Conferência no RJ debate indicadores de cidadania
Por Camila Nobrega e Rogério Daflon
Do Canal Ibase
Com 12,9 milhões de analfabetos com 15 anos ou mais – o equivalente a 8% da população – o Brasil é o oitavo país do mundo com maior taxa de analfabetismo entre adultos, de acordo com a Unesco. O dado nacional, no entanto, esconde situações alarmantes em muitos territórios e oculta, como de praxe em estatísticas e dados absolutos, a complexidade da realidade e de sua característica multidimensional. Seguindo o mesmo dado, uma das principais medidas de acesso à educação, a situação se agrava, se o olhar se torna local. No município de Silva Jardim, no estado do Rio de Janeiro, por exemplo, a taxa de analfabetismo chega a 13,24% da população. Trata-se da mesma cidade que carrega o preocupante percentual de 36,2% de moradores em condição de pobreza, com renda domiciliar variando de zero a R$ 140.
De que forma a cidade sente e vivencia esses dados? E a sociedade civil se organiza para mudá-los, influenciando o poder público, tomando rumos próprios? Essas são algumas das perguntas que o Sistema de Indicadores de Cidadania (Incid), desenvolvido com financiamento da Petrobras, se propõe a responder – ou melhor, a contribuir com elementos para melhorar a resposta, enfrentando as dificuldades do tema. O sistema, criado pelo Instituto Brasileiro de Análises Sociais e Econômicas (Ibase), faz o exercício de observação desse tipo de número do ponto de vista da cidadania e dos direitos humanos. Os caminhos para tornar estes dados palpáveis e colocá-los em função das lutas sociais foram debatidos na Conferência Cidadania Efetiva e Direitos Humanos, realizada nesta terça e quarta-feira, dias 26 e 27 de agosto.
Pesca em risco
Um dos depoimentos mais marcantes da Conferência, que conta com um site com documentos específicos sobre os temas apresentados foi o do pescador Flavio Lontra, da Associação de Caranguejeiros e Amigos de Itambi. Ele ressaltou que o pescador artesanal é uma categoria invisibilizada no país. E que hoje, no Rio de Janeiro, a área de pesca só diminui, em função da poluição e de grandes empreendimentos em torno da Baía e Guanabara e área costeira. Segundo uma pesquisa da UERJ, havia em 2010, apenas 12% de área para a pescal na Baía de Guanabara. “Arrisco dizer que de lá para cá esta área diminuiu. Hoje, os cerca de 15 mil pescadores artesanais que vivem da pesca na Baía enfrentam as tubulações de esgoto de empreendimentos do entorno da Baía, a competição da pesca esportiva, poluição jogada pelos estaleiros, tubulação de esgoto de Paquetá. Espero, sinceramente, que os indicadores produzidos possam servir para que o poder público use de forma a criar possibilidades para os pescadores e outras populações impactadas, e não para fazer marketing de qualquer espécie. Seria uma grande irresponsabilidade diante dos problemas da região atingida pelo Comperj (Complexo Petroquímico do Rio de Janeiro)”.

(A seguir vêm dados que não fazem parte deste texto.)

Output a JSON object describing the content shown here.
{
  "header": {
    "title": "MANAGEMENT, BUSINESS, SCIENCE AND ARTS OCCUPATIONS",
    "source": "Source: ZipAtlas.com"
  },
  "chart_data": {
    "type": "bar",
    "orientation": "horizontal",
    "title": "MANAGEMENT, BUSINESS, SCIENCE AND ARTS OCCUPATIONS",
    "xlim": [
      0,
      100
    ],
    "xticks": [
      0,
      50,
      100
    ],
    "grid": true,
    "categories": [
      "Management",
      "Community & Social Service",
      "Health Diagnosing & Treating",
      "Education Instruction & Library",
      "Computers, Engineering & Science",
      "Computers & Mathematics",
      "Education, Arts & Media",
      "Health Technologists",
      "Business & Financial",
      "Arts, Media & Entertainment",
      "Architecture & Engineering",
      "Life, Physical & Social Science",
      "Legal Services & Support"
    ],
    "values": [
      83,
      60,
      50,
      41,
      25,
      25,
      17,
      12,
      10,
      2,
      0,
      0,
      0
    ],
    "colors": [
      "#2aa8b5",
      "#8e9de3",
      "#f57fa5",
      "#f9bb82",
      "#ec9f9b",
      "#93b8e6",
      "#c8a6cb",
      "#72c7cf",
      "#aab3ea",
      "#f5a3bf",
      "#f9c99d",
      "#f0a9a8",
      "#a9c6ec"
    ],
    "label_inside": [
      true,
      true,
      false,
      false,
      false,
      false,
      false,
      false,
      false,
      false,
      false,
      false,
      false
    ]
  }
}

Mais de 60 indicadores em 4 dimensões
Professor do Instituto de Pesquisa e Planejamento Urbano e Regional (Ippur), Henri Acselrad trouxe reflexões que enriquecem o debate da constante qualificação dos índices do Incid. Para ele, os interesses econômicos, ilustrados pela presença das grandes corporações nas cidades, e eleitorais podem querer promover em determinadas regiões o que ele chamou de associativismo neoliberal, em que os interesses do capital sempre vão ficar à frente das prioridades das populações, que ainda correm os riscos de terem seus modos de vida comprometidos em função de projetos nas quais teve a participação alijada. O professor do Ippur pôs, assim, em questão o conceito de crescimento econômico, sobretudo o tão propagado na classe C. “O consumismo gera acumulação de rejeitos, lixo mercantil e endividamento das famílias”, acrescentou ele.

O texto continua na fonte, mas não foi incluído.